|WIESENBERGER, GERLINDE - University Of Natural Resources & Applied Life Sciences - Austria|
|VARGA, ELISABETH - University Of Natural Resources & Applied Life Sciences - Austria|
|FRUHMANN, PHILIPP - Vienna University Of Technology|
|STUCKLER, ROMANA - University Of Natural Resources & Applied Life Sciences - Austria|
|KRSKA, RUDOLF - University Of Natural Resources & Applied Life Sciences - Austria|
|BERTHILLER, FRANZ - University Of Natural Resources & Applied Life Sciences - Austria|
|ADAM, GERHARD - University Of Natural Resources & Applied Life Sciences - Austria|
Submitted to: Meeting Abstract
Publication Type: Abstract Only
Publication Acceptance Date: 3/22/2015
Publication Date: 3/22/2015
Citation: Wiesenberger, G., Varga, E., Fruhmann, P., Stuckler, R., Ward, T.J., Krska, R., Berthiller, F., Adam, G. 2015. Biosynthesis of DON/15-ADON and NX-2 by different variants of TRI1 from Fusarium graminearum [abstract].
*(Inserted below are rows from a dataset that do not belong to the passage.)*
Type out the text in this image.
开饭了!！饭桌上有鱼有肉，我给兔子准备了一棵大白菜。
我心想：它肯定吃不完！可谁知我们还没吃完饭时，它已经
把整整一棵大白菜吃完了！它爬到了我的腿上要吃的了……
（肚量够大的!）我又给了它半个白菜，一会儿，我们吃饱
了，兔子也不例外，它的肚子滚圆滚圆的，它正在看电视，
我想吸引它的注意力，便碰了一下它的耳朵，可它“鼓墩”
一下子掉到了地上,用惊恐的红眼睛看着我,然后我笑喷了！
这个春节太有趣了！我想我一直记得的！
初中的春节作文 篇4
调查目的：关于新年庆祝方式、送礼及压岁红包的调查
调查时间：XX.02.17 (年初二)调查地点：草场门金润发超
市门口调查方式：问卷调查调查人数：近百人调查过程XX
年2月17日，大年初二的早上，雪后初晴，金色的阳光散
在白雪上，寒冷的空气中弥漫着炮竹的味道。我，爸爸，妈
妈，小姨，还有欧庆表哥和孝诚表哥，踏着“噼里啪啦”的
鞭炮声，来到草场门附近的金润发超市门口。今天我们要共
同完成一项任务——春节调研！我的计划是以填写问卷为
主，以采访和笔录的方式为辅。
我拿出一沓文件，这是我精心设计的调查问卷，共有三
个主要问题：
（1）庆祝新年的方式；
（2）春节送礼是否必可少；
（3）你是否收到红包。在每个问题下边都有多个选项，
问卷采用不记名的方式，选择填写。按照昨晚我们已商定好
Technical Abstract: Fusarium graminearum is one of the econimically most important plant pathogens causing diseases such as Fusarium Head Blight (FHB) of small grain cereals and ear rot of maize. During a large scale survey of Fusarium graminearum (sensu strictu) in the northern United States strains (termed N-strains) had been discovered (Liang et al., 2014), which show normal aggressiveness and produce a novel type A trichothecene termed NX-2. This mycotoxin is identical to 3-ADON with the exception that it lacks the keto group at C-8 (Varga et al., 2014). In various Fusarium species oxidation at C-7 and C-8 of trichothecenes is performed by P450 monooxygenases encoded by TRI1 genes. We sequenced the TRI1 genes of several N strains and found 14 amino acid changes between the Tri1 proteins of PH-1 and the N-strains. By swapping the coding regions of the DON/15-ADON producing strain PH-1 and one of our N-isolates (WG-9) we confirmed, that the N-variant of the Tri1 protein is indeed responsible for the specific oxidation at the C-7 of NX-2 (Varga et al., 2104). We constructed hybrid genes to further investigate which amino acids in the Tri1 proteins account for the specific oxidation reactions. Since functional tests are tedious and time consuming when performed in Fusarium, we have set up a yeast system for investigation of the Tri1 proteins. We purified large amounts of calonectrin, which is an intermediate compound and the substrate for the Tri1 monooxygenase and plan to feed this to a newly constructed trichothecene resistant Saccharomyces cerevisiae strain expressing the TRI1 cDNAs from PH-1, WG-9 and various hybrid genes.